Глава 3

Весёлым и беспечным я всем понравился больше и по институту поползли истории о моих похождениях. Как я оседлал корову, и скакал на ней, как ковбой. Как заставил ходить по струнке барак вербованных, куда был приглашён на день рождения, как сходил один на «край света» туда и обратно за один день.

А что там ходить-то? Десять километров пробежаться туда. Там покупаться и пробежаться назад. Самое — то!

Даже до Ольги Марковой о моих похождениях стало известно.

— Ну, ты, Мишка и ходок, оказывается. Лариска тут грустит без тебя, а ты там девушек ненашинских, э-э-э, того-этого. Обихаживаешь, хе-хе-хе…

— Кто такой, э-э-э, трепло? — спросил я улыбаясь.

Мне нравились Ольгины ямочки на щеках. Она такая круглолицая, улыбчивая и поэтому ямочки у неё всегда на щеках имели место. И у неё были красивые губки. Хотя… Почему были? Есть! Вот они!

— Если бы не Пронкин, я бы тебя, Мишка, совратила.
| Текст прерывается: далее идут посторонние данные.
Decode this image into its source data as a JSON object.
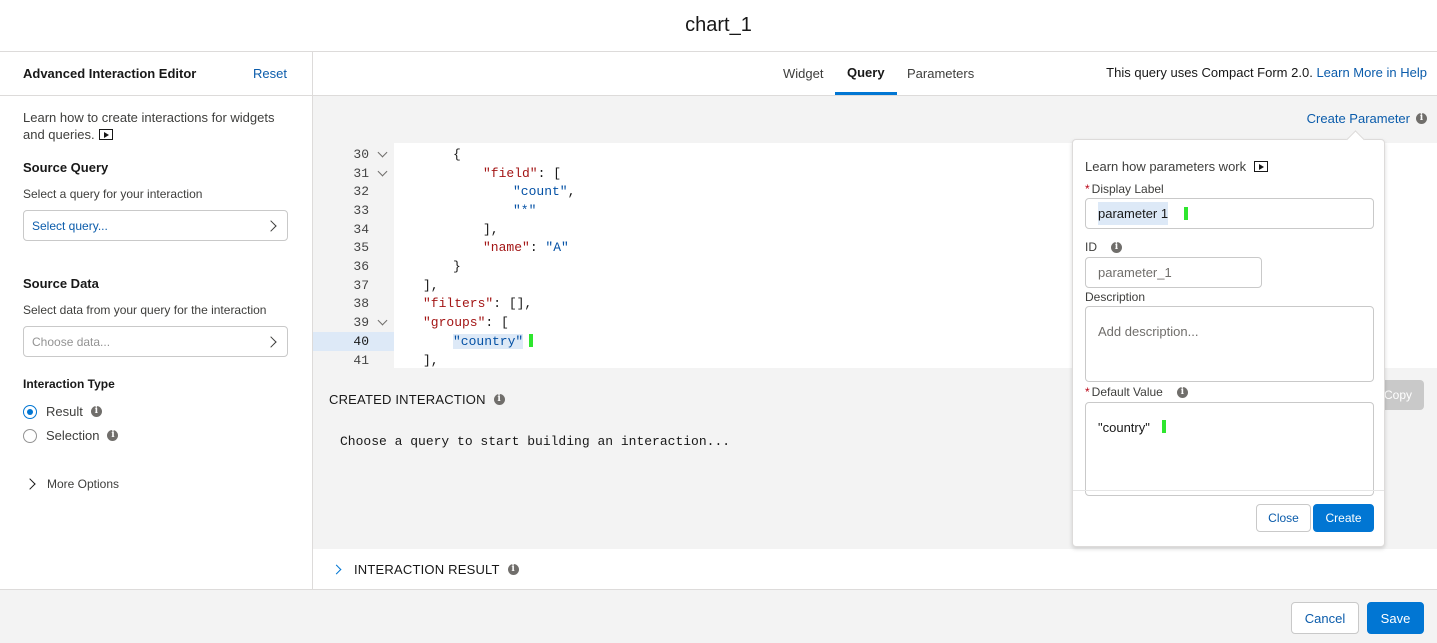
{
  "window": {
    "title": "chart_1"
  },
  "left_panel": {
    "title": "Advanced Interaction Editor",
    "reset_label": "Reset",
    "help_text": "Learn how to create interactions for widgets and queries.",
    "source_query": {
      "title": "Source Query",
      "subtitle": "Select a query for your interaction",
      "placeholder": "Select query..."
    },
    "source_data": {
      "title": "Source Data",
      "subtitle": "Select data from your query for the interaction",
      "placeholder": "Choose data..."
    },
    "interaction_type": {
      "title": "Interaction Type",
      "options": [
        {
          "label": "Result",
          "selected": true
        },
        {
          "label": "Selection",
          "selected": false
        }
      ]
    },
    "more_options_label": "More Options"
  },
  "tabs": {
    "items": [
      {
        "label": "Widget"
      },
      {
        "label": "Query",
        "active": true
      },
      {
        "label": "Parameters"
      }
    ],
    "note": "This query uses Compact Form 2.0.",
    "note_link": "Learn More in Help"
  },
  "create_parameter_link": "Create Parameter",
  "editor": {
    "lines": [
      {
        "n": "30",
        "fold": true,
        "code": "{"
      },
      {
        "n": "31",
        "fold": true,
        "code": "\"field\": ["
      },
      {
        "n": "32",
        "code": "\"count\","
      },
      {
        "n": "33",
        "code": "\"*\""
      },
      {
        "n": "34",
        "code": "],"
      },
      {
        "n": "35",
        "code": "\"name\": \"A\""
      },
      {
        "n": "36",
        "code": "}"
      },
      {
        "n": "37",
        "code": "],"
      },
      {
        "n": "38",
        "code": "\"filters\": [],"
      },
      {
        "n": "39",
        "fold": true,
        "code": "\"groups\": ["
      },
      {
        "n": "40",
        "code": "\"country\"",
        "current": true
      },
      {
        "n": "41",
        "code": "],"
      }
    ]
  },
  "created_interaction": {
    "title": "CREATED INTERACTION",
    "placeholder_text": "Choose a query to start building an interaction...",
    "copy_label": "Copy"
  },
  "interaction_result": {
    "title": "INTERACTION RESULT"
  },
  "popover": {
    "help_text": "Learn how parameters work",
    "display_label": {
      "label": "Display Label",
      "value": "parameter 1"
    },
    "id": {
      "label": "ID",
      "value": "parameter_1"
    },
    "description": {
      "label": "Description",
      "placeholder": "Add description..."
    },
    "default_value": {
      "label": "Default Value",
      "value": "\"country\""
    },
    "close_label": "Close",
    "create_label": "Create"
  },
  "footer": {
    "cancel_label": "Cancel",
    "save_label": "Save"
  },
  "colors": {
    "brand": "#0176d3",
    "link": "#0b5cab",
    "cursor": "#2ee62e",
    "required": "#ba0517"
  }
}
Пронкин — это друг Андрей Маркова и Ольгин ухажёр.

— Если бы не Пронкин, я бы тебя сам давно совратил, — сказал я вызывающе щурясь.

— А что они себя взрослыми мнят? Подумаешь, на два года старше! Хочу — казню, хочу — милую! Хочу поцелую, хочу — на хер пошлю? Так что ли? Не правильно это!

— Ну-ну, — блеснула глазами Ольга. — Вечером приходи. Девчонки будут, а парней нет. Путина. Добытчики…

— Я ведь на машине, Оль. Устал я на сухую с вами седеть, -усмехнулся я.

— Хе-хе-хе… На сухую плохо, да… Даже вредно, хе-хе, говорят.

— Вот и я говорю. Давай, лучше, закройся пораньше, и ко мне поедем. Там и посидим, и музыку послушаем. И покупать ничего е надо. У меня там всё есть. Только не с кем. Лариска моя вообще не пьёт. Только пару глотков шампанского. Да и вообще… С ней ни украсть, ни покараулить.

— Что, так всё плохо? — участливо спросила Ольга.

Я скривился и махнул рукой.

— Не понимаю, что происходит. Ни два, ни полтора…

— Терпи. Она девушка с претензиями. Видишь, одевается как⁈ А как красится⁈

— А я? — развёл я руки и, «оглядев себя», потоптался на месте. — Тоже не в болонье.

— Не в этом дело. Она со вкусом девушка. Оттого и претензии.

— Ну… Не знаю. Не думаю, что в этом дело. Не пойду в зал! Ну её!

— А тебе что нужно?

— Да, как всегда… Конспекты хотел переписать. В машине почитаю. Так запомню, дома перепишу.

— У ебя же свободное было?

— И осталось. А конспекты нужно иметь. Билеты учить по чём?

— Да, тебе, говорят и учить не надо.

— Врут, Оленька. Безбожно врут. Это от зависти всё.

— Т-к… Есть чему завидовать… Девчонки только о тебе и трындят. Знаешь, как тебя называют?

— Как? — насторожился я.

— Золотым мальчиком.

— Фу, мля. Этого ещё не хватало. Это же какой-то фильм дурацкий был «Золотой мальчик». Как в Америке похищали сына какого-то миллионера, а им попался смелый пионер из СССР.

— Да-да. Было-было. Жуткая пошлятина, — Ольга скривилась. — Там ещё песни какието гадкие… Найди пистолет… Бр-р-р-р… Мерзопакастный фильмец. Вот, ты вспомнил!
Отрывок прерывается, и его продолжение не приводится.